What historic postage stamp is the best of the best? Can a classic Canadian farm sow more votes than beautiful French irises? Can an Olympics stamp from Mexico run the table or will a 1962 U.S. space stamp rise to the top? Does the entry from tiny Chad have a legitimate chance? What about India, Great Britain and the others?
Welcome to our bracket-style head-to-head 2017 Stamp Madness contest [Enter Contest Here]. In four rounds of voting, we’ll choose a champion stamp and some lucky contestants will win fun philatelic prizes.

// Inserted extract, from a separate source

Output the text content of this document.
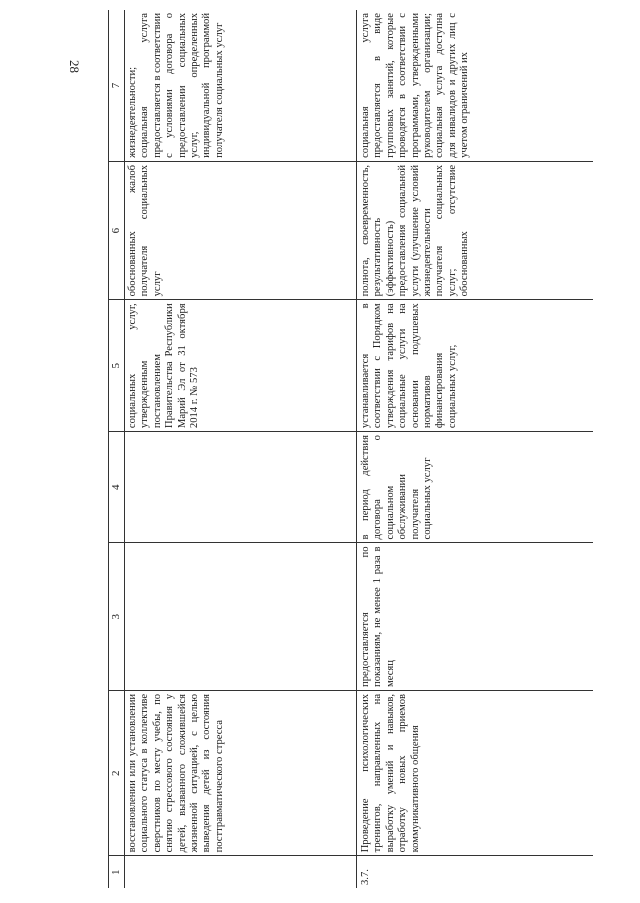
28
1	2	3	4	5	6	7
	восстановлении или установлении социального статуса в коллективе сверстников по месту учебы, по снятию стрессового состояния у детей, вызванного сложившейся жизненной ситуацией, с целью выведения детей из состояния посттравматического стресса			социальных услуг, утвержденным постановлением Правительства Республики Марий Эл от 31 октября 2014 г. № 573	обоснованных жалоб получателя социальных услуг	жизнедеятельности; социальная услуга предоставляется в соответствии с условиями договора о предоставлении социальных услуг, определенных индивидуальной программой получателя социальных услуг
3.7.	Проведение психологических тренингов, направленных на выработку умений и навыков, отработку новых приемов коммуникативного общения	предоставляется по показаниям, не менее 1 раза в месяц	в период действия договора о социальном обслуживании получателя социальных услуг	устанавливается в соответствии с Порядком утверждения тарифов на социальные услуги на основании подушевых нормативов финансирования социальных услуг,	полнота, своевременность, результативность (эффективность) предоставления социальной услуги (улучшение условий жизнедеятельности получателя социальных услуг; отсутствие обоснованных	социальная услуга предоставляется в виде групповых занятий, которые проводятся в соответствии с программами, утвержденными руководителем организации; социальная услуга доступна для инвалидов и других лиц с учетом ограничений их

We have two simple contests. The first is our Preview Contest in which APS members, via the e-newsletter link sent today (voting closes March 22), are picking the stamp they think will win the overall championship. We’ll randomly choose the winner from the group that picked the winning stamp. One vote per person please and only members of the APS are eligible for the top prize (a 2005 U.S. Stamp Yearbook with $51.43 in face value stamps). A runner-up will receive the book Cataloging U.S. Commemorative Stamps: 1950.
Our second contest, also a Preview Contest, is open to the public for voting (voting also closes March 22) and prizes (top prize The Civil War, a book published by the USPS in 1995 that includes two panes of 20 stamps; runner-up prize the Cataloging U.S. Commemorative Stamps: 1950 book).
The stamps represent four regions — the Americas, Europe, Pacific, and Afro-Mediterranean — and they will square off to create a Final Four and eventual champion. Please choose your favorite stamp in each elimination round via Facebook and Twitter, which will lead to a final showdown and eventual champion. Again, we’ll choose at random from the “winning” stamp’s pool to award a prize.
The contests begin today! The first two rounds have the Americas vs. Afro-Mediterranean and Pacific vs. Europe. Good Luck!
United States (Seeded No. 1) – The design for the New York World’s Fair stamp of 1964 (Scott 1244) was created using the artwork of architectural illustrator John C. Wenrich, who worked on both the 1939 and 1964 New York fairs. The stamp features two of the fair’s prominent icons – “The Rocket Thrower” sculpture and the Unisphere globe.